Known as one of the world’s leading authorities on contemporary Iraqi art, the UNT assistant professor of art history has dedicated herself to documenting artwork missing and stolen from the Iraqi Museum of Modern Art in Baghdad.
The museum was damaged by fire and looting after bombings in 2003. Shabout’s quest to preserve contemporary Iraqi art has taken her into dangerous territory to save a part of Iraqi culture and history that might otherwise disappear forever.
Sculptures as bird cages
After bombings during the U.S.-led invasion in 2003, looters struck the Iraqi Museum of Modern Art, formerly known
as the Saddam Center for the Arts, cutting canvases from the frames and using the wood for fuel.
Sculptures ended up as bird cages on balconies. Priceless works sold on the black market for a few hundred dollars.
Looters also hit the Iraqi National Museum, the home of ancient art and antiquities. But the National Museum, filled with Mesopotamian art that people so readily associate with Iraq, received attention, Shabout says.
The problem at the modern art museum, she says, seemed to fall by the wayside.
The artwork cannot be proven missing from the museum without proper documentation. And the longer the work
is gone, the more likely it will disappear forever into private collections or suffer damage beyond repair, she says.
“The problem is, if the works are gone, the memory is gone,” she says. “And they will have never existed.”
Return to Baghdad
Born in Scotland and of Iraqi descent, Shabout lived in Baghdad from age 6 until her graduation from the Baghdad High School for Girls. In 1980, she moved to the United States to pursue a college education, earning degrees in art and architecture from the University of Texas at Arlington.

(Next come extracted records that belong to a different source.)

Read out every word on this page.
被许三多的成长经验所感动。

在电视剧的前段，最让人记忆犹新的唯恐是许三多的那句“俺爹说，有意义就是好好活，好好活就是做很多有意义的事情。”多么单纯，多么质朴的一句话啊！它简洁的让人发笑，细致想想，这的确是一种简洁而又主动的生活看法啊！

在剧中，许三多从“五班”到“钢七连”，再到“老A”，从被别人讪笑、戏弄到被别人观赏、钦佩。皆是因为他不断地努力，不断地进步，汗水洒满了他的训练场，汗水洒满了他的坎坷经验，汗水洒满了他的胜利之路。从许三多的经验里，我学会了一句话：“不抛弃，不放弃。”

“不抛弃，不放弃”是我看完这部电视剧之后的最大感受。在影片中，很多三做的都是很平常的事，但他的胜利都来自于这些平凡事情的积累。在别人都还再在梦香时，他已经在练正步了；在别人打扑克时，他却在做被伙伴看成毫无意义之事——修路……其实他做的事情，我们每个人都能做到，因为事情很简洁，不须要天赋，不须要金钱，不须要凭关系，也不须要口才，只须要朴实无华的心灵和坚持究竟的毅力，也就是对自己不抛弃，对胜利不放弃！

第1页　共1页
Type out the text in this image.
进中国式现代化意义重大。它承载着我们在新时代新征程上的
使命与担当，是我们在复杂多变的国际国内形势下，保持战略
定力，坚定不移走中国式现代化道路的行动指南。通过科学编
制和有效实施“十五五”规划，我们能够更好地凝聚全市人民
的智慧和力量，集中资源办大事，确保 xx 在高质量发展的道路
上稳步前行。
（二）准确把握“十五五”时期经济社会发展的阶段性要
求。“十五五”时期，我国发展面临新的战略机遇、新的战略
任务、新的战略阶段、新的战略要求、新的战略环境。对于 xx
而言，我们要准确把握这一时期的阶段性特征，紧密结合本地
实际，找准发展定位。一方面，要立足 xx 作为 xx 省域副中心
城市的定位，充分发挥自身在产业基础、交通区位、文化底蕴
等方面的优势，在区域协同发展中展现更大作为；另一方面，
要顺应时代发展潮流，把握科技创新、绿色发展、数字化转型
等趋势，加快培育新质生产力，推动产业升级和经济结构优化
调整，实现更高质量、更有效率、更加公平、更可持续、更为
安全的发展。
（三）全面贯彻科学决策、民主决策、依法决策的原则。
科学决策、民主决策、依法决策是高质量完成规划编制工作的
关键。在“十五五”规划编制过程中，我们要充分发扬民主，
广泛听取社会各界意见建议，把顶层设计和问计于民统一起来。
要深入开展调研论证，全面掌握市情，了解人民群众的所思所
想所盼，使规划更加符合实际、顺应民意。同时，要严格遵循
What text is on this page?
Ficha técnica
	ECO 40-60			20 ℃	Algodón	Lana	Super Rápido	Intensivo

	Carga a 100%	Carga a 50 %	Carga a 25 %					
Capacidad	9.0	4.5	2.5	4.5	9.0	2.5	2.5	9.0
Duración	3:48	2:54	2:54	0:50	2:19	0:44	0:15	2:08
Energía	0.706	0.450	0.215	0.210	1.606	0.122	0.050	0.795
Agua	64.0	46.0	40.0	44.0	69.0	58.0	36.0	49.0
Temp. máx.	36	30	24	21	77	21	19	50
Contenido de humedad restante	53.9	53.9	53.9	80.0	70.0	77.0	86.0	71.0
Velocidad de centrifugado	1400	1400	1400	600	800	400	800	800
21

She returned to Baghdad for the first time in June 2003. Initially, she barely recognized the city, noticing the new highways and monuments added in the 1980s.
Then, she saw familiar buildings, disguised by the pall of age and war.
“When I left Baghdad in 1980, it looked like a bright, clean city, but on this trip, it looked so rundown and dirty and old,” she says. “It was really sad.”
Walking on five inches of dust — which was still swirling through the air after the bombings and covered roads,
sidewalks and even building interiors — Shabout met artists outside their studios. The buildings, lacking electricity and air conditioning, were often too hot to enter.
Shabout chased down rumors about the art from Iraqi artists, art dealers and gallery owners, learning whose
son might have looted the museum and which gallery might have missing artwork. She used each nugget of information that she collected to move on to the next clue.
She attended several meetings at the United Nations headquarters in Baghdad. That August, a truck bomb exploded there, killing 17 people. She knew people who had been killed in the blast.
“When you’re there, you’re careful, but you can’t be frightened, or you will be paralyzed,” she says.
More than art
About 1,500 of the 8,000 originals missing from the modern art museum have been retrieved and are being stored, Shabout says. She knows that retrieving all of the pieces would be next to impossible. Many are already in private collections, and buying them back would be too expensive.
Instead, she searches for existing photographs of the art and intends to create a catalog with images, titles, artist names, dates and dimensions of any piece owned by the modern art museum. In this way, she says, the memory will live on.
Shabout has collected about 500 images of the missing pieces. She says she has learned not to become overly
optimistic.
But she has seen victories, like the wooden statue called Motherhood by artist Jawad Salim. The work, which she compares to Picasso in the value of its importance for Iraqi art, was purchased off the black market in late 2003 for
$100 or so. The statue is now at a Baghdad gallery until it can be returned to the museum.
With the passage of time and increased violence, the
situation has worsened, Shabout says, and information about cultural institutions is difficult to obtain because of censorship and a media blackout.
“Artists are migrating to any place that takes them,” she says. “But we also know of continuous destruction of the modern public monuments of Iraq.”
Because of the dangerous situation, she has not been able to return to Iraq since 2003. Instead, she conducts research in Jordan and other nearby areas.
Her search to document missing art is about more than the art itself, she says.
“It’s about class, social systems and political systems. This is history — a document of what was created then,” she says. “It will give us a way of studying successive Iraqi cultures, parts of history that need to be documented. They complete the overall picture of the history of humanity.”